How like her mother to change the subject when the argument wasn’t going her way.
“I’m not answering any questions while you have a knife pointed at me.”
“And I’m not staying here if you’re going to abuse me.” She slammed the knife down on the counter.
“I thought you enjoyed pain. Or is that just what you claim in your writing because it sounds good?”
“Hello, ladies.” It was West, standing in the kitchen doorway.
He must have overheard part of their conversation, because he looked as if he was about to jump into shark-infested waters.
“Captain West Morgan, meet my mother, Anne Bishop,” Soleil said.
“Captain?”
“Yes, Mom. West is an air force officer,” she said, lapsing into her chirpy fifties housewife voice again. “He bombs innocent civilians for a living.”
Her mother’s expression neutral, she looked from Soleil to West. “How nice,” she said. “If you’ll excuse me, I’ll be leaving now. If you care to stop acting like a monster, you can reach me via my cell phone. I’m going to find a vacation rental for the rest of my time here.”

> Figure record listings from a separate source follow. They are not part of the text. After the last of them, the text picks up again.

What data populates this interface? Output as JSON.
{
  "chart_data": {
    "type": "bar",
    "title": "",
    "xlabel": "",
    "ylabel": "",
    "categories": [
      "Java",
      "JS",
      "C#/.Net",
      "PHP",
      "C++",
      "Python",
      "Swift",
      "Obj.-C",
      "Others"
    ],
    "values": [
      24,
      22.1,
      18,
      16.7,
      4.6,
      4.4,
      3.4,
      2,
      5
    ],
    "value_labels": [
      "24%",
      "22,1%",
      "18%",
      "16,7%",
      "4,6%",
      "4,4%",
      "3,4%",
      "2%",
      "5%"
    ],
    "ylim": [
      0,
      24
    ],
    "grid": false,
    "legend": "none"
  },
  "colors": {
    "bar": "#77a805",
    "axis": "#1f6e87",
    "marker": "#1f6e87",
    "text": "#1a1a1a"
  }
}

“You don’t want to stay here? But why?” Soleil, blinking innocently, hadn’t managed to infuse her voice with anything resembling sincerity.
Her mother began packing up her groceries again, furiously flinging heads of lettuce and sides of meat into her shopping bag.

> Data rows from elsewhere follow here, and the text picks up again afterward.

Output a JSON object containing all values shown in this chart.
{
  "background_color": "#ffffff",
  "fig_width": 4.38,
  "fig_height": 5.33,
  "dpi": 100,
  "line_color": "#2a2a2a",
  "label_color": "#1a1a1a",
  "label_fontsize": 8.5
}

West watched the whole scene, bewildered. Probably not sure if he should be offended at her description of his profession or relieved that he wasn’t in the line of fire at the moment.
Without planning to, Soleil had rescued him from her mother, she realized. And, she understood, too, she actually wanted to be the villain in her mother’s eyes, for reasons she didn’t quite understand.
“Ms. Bishop, I hope you’re not leaving on account of me,” West said, stepping into the room now, his voice sounding confident. “I remember reading your poetry in college. It’s an honor to meet you.”
He’d read her angry feminist poetry…at the air force academy?
Soleil didn’t believe him for a second, but she kept quiet. She took the kettle off the stove before it started whistling and poured the hot water into a cup with a lemon-ginger tea bag.
Her mother could never quite hide her pleasure at being recognized as a renowned poet. She smiled stiffly. “Why, thank you for saying that. I’m sorry you’ve walked in on Soleil and me at our worst.”
“The scene’s not much different at my father’s house, between me and him. I think it’s the holidays-this time of year makes everyone tense.”
Her mother’s posture changed a bit, went a little less stiff.
“Would anyone else like a cup of tea?” Soleil asked.
No one seemed to hear her. Anne was staring at West now as if she was seeing him for the first time.
“I’ve always said the holidays are the most miserable time of year. All the pressure to be happy and normal, to make everything perfect. It’s unnatural, isn’t it?”
“Absolutely,” West said.
“I’m going to leave you two lovebirds alone. I’ll be packing,” she said, sounding a lot less tense.
“You don’t have to leave, Mom.”
“This is one less way we have to pretend everything’s perfect, okay? We’ll both be a little saner if we have a bit of space.”
Her mother left the room, and Soleil felt stung that suddenly she was the only one being childish. At the same time, she owed West. He’d saved her and himself.
She mouthed the words thank you. He grinned back at her.
“I’ll have a cup of that tea,” he said. “Oh, and before I forget, my mom asked me to invite you and your mother to her Christmas party this coming Saturday night.”